Suppose you were abused as a child and it has borne sad fruit for many years. Some uncle sexually abused you, or a dad. And somebody is trying to help you, counsel you, and work through the implications of that. And somebody asks you, Do you think that was the will of God?
I don’t know how you would have answered before, but I have tried to give you a structure of biblical thought to know how to answer that question in a way that not only corresponds with the reality of biblical truth, but with the deep needs of your soul. One need is to believe God hates what happened there. And when he was looking at the abuser he was saying, “Don’t do that! That is contrary to my will. I command you not to do that!” God hates what he sees and will approve of judgment. You need to believe that God is right there disapproving.

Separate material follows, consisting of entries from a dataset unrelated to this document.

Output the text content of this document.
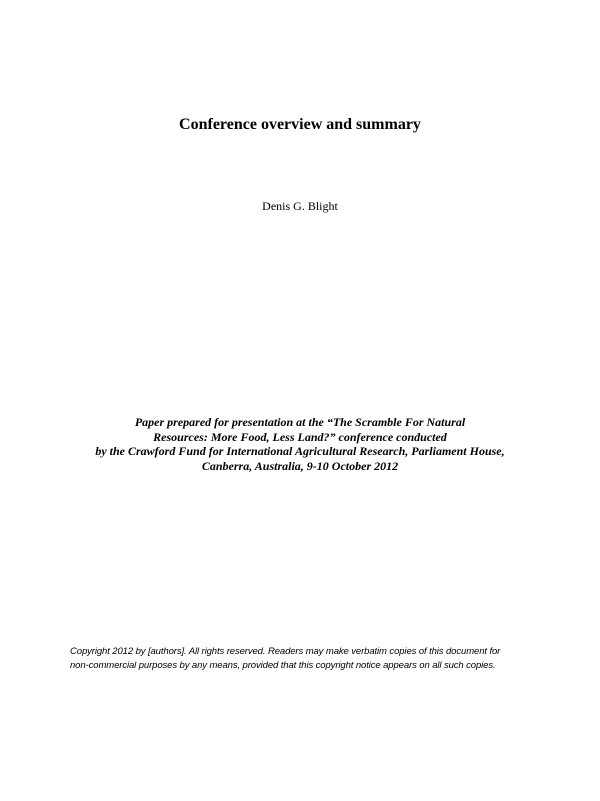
Conference overview and summary
Denis G. Blight
Paper prepared for presentation at the “The Scramble For Natural
Resources: More Food, Less Land?” conference conducted
by the Crawford Fund for International Agricultural Research, Parliament House,
Canberra, Australia, 9-10 October 2012
Copyright 2012 by [authors]. All rights reserved. Readers may make verbatim copies of this document for
non-commercial purposes by any means, provided that this copyright notice appears on all such copies.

Secondly, you need to believe that God is sovereign, so sovereign, over that moment that he can turn everything for your glorious and everlasting good. And if you try to solve the problem of God’s sovereignty at the moment of crisis and push him so far out of that moment of causality — so far to the edges — you know what is going to happen? You will now be left with no God to help you deal with this and turn it good.
“God is so sovereign that he can turn everything for your everlasting, glorious good.”
He will be useless. You have just shoved him off into a realm where he can’t have anything to do with what happened. His will couldn’t be involved in it. His governance of the universe cannot oversee it, if you cannot have a God who in any way would ordain that it come to pass. And in your pain, you shoved him so far to the edge of the universe that for the rest of your life you are crying out to a God to do miracles, but you have pushed him away.
If he can’t govern that moment, he can’t govern the rest of your life and do the miracles you need for him to do. So you need two things: You need a God who disapproves of the ugliness, and you need a God who ordains that all things come to pass and is so sovereign he can take everything — including that — and work it for good.
And so, if you try to say there is no sense in which the sovereign God willed that, you will lose God for the rest of your life. So I think those two truths correspond to pretty profound needs that we all have. You may not be abused. It just may be the loss of a loved one. It may be disease entering into your life. It may be some painful relational conflict right now in marriage or with kids or with friends.
You are all in something. And you need two things: a God who can empathize with you as a high priest and hates sin. The definition of sin is God hates it and says, “Don’t do it! I forbid it.” And you need a God in that moment who is totally sovereign and governing all things so that even the sin being done against you is folded into his purposes for you, and you can shine like the sun someday even in spite of that loss, that pain. Both of those are needs that I think God meets by being this kind of God.